Kein & Aber empfängt im Zelt

"Betreutes Trinken"

16. Oktober 2015
von Börsenblatt
Der Buchmarkt ist tot – Kein & Aber-Verleger Peter Haag schult um und eröffnet eine Safari-Lodge auf der Frankfurter Agora. Wie bitte? Aber so steht’s zu Messebeginn in einem Bulletin aus der Zürcher Bäckerstraße. Höchste Zeit für eine Ortsbegehung.   

Eigentlich, meint Kein & Aber-Verleger Peter Haag, hat sich auf der Messe seit den 50ern gar nicht so viel geändert: "Guckkastenstände", vor denen immerhin keine Kordel mehr hängt. "System-Kojen mit Systembüchern und Systemabläufen." Aber: Wie Rankommen ans eventverwöhnte Lesepublikum? Und noch dazu in ökonomisch nicht ganz einfachen Zeiten, die, wie schlechtes Wetter, plötzlich über einen kommen? Der verflixte starke Franken. Einige von Haags Schweizer Kollegen haben sich fürs Fernbleiben, fürs Sparen entschieden. Nichts davon bei Kein & Aber: "Wir sind zur Erkenntnis gekommen, dass wir die Buchmesse sehr wohl brauchen. Aber in einer anderen Form."

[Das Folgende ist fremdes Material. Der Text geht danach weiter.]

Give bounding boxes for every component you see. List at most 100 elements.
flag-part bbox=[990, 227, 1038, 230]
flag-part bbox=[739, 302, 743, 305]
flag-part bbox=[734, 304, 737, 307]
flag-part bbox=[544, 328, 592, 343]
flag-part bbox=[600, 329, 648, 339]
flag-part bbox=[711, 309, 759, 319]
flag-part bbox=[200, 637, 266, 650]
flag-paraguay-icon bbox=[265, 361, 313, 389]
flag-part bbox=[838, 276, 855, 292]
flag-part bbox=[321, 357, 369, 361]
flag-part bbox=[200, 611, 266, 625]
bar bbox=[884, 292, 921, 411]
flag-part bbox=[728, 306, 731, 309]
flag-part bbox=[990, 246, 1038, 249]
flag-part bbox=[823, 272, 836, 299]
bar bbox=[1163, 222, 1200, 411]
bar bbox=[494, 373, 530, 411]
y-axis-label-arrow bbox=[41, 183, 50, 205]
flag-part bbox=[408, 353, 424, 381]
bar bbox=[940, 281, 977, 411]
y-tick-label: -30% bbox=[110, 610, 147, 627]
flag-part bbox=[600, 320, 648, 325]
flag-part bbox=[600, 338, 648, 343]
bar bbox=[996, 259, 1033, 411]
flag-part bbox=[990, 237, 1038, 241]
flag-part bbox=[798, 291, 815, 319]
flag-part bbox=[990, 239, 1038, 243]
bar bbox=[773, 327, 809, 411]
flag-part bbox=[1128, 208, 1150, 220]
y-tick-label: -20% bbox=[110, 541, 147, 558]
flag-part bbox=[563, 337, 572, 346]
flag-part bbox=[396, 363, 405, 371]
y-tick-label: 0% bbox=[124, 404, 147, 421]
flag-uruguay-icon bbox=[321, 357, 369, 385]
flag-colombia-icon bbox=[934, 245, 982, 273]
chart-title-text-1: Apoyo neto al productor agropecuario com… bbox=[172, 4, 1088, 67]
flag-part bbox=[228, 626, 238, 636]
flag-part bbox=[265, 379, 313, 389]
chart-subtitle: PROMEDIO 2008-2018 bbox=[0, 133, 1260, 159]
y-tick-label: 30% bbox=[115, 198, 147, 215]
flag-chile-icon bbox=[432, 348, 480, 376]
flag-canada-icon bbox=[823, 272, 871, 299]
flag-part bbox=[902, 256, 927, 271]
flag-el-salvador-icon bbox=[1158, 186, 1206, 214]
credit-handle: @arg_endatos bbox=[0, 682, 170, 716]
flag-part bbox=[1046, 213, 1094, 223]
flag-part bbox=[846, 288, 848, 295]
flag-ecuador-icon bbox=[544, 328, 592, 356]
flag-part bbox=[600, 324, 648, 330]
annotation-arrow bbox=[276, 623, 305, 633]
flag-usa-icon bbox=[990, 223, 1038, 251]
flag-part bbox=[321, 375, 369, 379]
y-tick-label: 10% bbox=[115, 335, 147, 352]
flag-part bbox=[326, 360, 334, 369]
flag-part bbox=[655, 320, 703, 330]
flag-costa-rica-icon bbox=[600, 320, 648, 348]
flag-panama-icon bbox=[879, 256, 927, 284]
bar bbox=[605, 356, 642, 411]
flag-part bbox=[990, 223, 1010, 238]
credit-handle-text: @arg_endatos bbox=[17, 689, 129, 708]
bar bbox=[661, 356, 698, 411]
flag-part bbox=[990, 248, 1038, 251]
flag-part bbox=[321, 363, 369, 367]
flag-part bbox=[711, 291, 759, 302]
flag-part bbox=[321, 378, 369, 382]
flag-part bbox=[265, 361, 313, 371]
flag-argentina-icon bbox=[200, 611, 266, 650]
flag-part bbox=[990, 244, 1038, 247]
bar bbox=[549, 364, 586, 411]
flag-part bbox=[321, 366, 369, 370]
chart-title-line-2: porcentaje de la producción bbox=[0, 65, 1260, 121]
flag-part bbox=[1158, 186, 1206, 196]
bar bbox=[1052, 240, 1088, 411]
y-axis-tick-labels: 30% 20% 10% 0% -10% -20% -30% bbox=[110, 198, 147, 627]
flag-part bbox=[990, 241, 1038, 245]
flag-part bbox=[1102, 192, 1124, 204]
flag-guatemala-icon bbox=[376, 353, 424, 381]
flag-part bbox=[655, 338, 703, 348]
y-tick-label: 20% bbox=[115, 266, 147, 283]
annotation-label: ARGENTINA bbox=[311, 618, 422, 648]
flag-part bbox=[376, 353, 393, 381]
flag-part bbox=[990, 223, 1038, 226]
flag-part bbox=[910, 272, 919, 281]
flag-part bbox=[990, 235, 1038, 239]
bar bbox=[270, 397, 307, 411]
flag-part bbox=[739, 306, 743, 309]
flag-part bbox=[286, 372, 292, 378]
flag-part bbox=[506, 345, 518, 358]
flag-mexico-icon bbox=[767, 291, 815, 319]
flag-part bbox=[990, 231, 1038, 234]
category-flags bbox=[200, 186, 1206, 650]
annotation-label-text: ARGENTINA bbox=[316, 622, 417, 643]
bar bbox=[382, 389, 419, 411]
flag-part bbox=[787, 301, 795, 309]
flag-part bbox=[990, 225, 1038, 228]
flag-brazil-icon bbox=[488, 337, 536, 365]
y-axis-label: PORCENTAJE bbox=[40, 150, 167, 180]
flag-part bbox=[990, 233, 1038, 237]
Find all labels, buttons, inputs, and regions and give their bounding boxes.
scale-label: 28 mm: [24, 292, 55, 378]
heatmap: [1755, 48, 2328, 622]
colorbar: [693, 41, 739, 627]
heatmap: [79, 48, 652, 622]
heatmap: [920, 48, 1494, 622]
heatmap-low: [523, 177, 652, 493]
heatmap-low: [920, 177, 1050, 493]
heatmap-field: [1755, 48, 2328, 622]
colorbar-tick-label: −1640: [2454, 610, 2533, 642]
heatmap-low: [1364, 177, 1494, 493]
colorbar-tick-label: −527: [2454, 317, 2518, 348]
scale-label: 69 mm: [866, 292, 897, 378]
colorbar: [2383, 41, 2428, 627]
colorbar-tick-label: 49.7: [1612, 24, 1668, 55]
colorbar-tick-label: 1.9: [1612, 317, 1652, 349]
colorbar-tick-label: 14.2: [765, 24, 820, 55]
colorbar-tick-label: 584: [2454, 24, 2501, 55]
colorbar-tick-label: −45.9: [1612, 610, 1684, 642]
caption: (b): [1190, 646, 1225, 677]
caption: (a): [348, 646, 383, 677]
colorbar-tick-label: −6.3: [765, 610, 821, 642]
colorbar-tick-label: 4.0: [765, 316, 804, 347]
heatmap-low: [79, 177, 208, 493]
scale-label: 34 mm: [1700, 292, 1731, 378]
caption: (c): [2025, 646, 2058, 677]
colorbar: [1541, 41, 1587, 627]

Christoph Tophinke (Chelsea Farmer’s Club), seit Jahren so etwas wie der Chefausstatter der Zürcher, hat Kein & Aber auf der zugigen Agora ein kuschelig-verschrobenes Expeditions-Zelt aufgebaut, das sich anfühlt wie ein begehbarer Roman von Christian Kracht. Rattansessel, in denen man bequem versinkt, Nippes und Trödel vom Flohmarkt oder aus ebay-Auktionen, ein großes Sepp-Blatter-Porträt an der Wand über der Bar. Ein Kuriositätenkabinett. Und immer wieder, einzeln oder in Gruppen: Bücher, über die man dann schon fast zwangsläufig redet. "Wir wollen unsere Bücher nicht als Belästigung empfinden, sondern als Bereicherung."

Reden wir von Effizienz: Folgt man Haag, hat der schräge Auftritt nicht unbedingt weniger gekostet als ein normaler Hallen-Stand. In Zürich dachten sie weniger ans Sparen, sondern an die Frage: Wie kriegen wir für unsere schönen Franken die größtmögliche Werbewirksamkeit? Am Donnerstag gibt Haag ein Interview nach dem anderen, Mittwochabend soll die Chefredaktion des "Spiegel" geschlossen in den Rattansesseln versackt sein. "Betreutes Trinken" nennen sie das bei Kein & Aber.

Noch auf der Messe soll das Zusammengetragene wieder aufgelöst werden: Alles muss raus! Man kann Gebote abgeben und sein schräges Lieblingsobjekt direkt nach Messeschluss am Sonntag abholen oder sogar Einlagern lassen.

"Als Verleger sind wir Inhalte-Broker", sagt Haag. "Wir verkaufen Emotionalität auf Papier. Und die bildet sich hier an diesem Stand ab. Es geht nicht darum, in eine Attraktionsspirale reinzukommen. Vielleicht bauen wir nächstes Jahr wieder einen ganz ordinären Stand in einer Messehalle? Auf jeden Fall soll unsere Messebeteiligung ihr Geld wert sein – und Spaß machen." Scheint funktioniert zu haben.